Tot slot nog twee bedenkingen bij de film die niets met de scène over de plaatopname te maken hebben:
- Het is verfrissend om Helena Bonham Carter in “The King’s Speech” eens in een ‘normale’ rol te zien. Helena Boham Carter speelt elders vaak een geschift, boosaardig wijf: denk maar aan haar rollen in de films van Tim Burton (Sweeney Todd, Alice in Wonderland), in Inception, of in Harry Potter. Ik zie haar dit type heel graag spelen, maar je zou je kunnen afvragen of ze ook iets anders kan. Het antwoord is: jazeker!

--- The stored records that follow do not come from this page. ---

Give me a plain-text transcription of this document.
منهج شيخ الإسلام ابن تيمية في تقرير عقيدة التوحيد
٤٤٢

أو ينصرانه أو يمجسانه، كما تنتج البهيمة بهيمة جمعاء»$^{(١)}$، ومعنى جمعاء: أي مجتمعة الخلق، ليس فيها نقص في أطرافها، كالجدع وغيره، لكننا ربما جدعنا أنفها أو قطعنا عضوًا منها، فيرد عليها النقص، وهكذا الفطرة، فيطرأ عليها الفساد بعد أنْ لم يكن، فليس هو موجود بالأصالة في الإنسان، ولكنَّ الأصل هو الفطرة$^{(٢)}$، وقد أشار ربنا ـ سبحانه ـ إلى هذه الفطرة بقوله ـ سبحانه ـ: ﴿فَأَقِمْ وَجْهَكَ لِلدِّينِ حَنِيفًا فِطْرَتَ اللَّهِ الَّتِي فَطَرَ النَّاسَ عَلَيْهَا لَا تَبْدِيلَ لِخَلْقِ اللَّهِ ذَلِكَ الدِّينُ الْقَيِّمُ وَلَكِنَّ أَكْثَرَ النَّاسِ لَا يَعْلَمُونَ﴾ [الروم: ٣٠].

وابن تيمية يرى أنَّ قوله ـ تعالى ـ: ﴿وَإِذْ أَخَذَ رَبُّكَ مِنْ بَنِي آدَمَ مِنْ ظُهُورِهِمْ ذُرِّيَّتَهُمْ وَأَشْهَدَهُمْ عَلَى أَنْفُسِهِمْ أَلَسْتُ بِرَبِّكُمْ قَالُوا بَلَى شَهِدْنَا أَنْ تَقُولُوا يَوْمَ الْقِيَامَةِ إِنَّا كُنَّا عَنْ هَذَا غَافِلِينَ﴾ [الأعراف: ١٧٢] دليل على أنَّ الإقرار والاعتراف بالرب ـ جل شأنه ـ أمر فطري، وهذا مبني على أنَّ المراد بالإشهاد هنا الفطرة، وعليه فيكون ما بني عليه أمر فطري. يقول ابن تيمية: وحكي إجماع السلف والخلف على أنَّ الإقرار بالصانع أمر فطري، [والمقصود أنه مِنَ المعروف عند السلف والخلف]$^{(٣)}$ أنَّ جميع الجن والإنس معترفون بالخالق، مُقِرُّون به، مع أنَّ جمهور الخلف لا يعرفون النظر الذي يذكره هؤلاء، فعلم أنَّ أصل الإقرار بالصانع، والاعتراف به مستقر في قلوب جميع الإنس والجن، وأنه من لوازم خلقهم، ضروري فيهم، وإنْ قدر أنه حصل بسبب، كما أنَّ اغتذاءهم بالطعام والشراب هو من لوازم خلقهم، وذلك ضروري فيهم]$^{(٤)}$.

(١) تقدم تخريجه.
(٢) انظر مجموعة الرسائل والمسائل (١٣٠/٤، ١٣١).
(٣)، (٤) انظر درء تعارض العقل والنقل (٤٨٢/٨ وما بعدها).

- Aan het einde van de film geeft koning George VI een geslaagde radiotoespraak. Ik begrijp dat dit een persoonlijke overwinning is en belangrijk aangezien de vijand Hitler is, die bekend stond om zijn meeslepende speeches. Toch is de triomfantelijke sfeer een beetje vreemd aan het begin van zo’n grote oorlog.
Maar dat is een essentieel verschil tussen films en geschiedenis: films hebben een einde, meestal een happy ending. Hetzelfde geldt natuurlijk voor blogposts.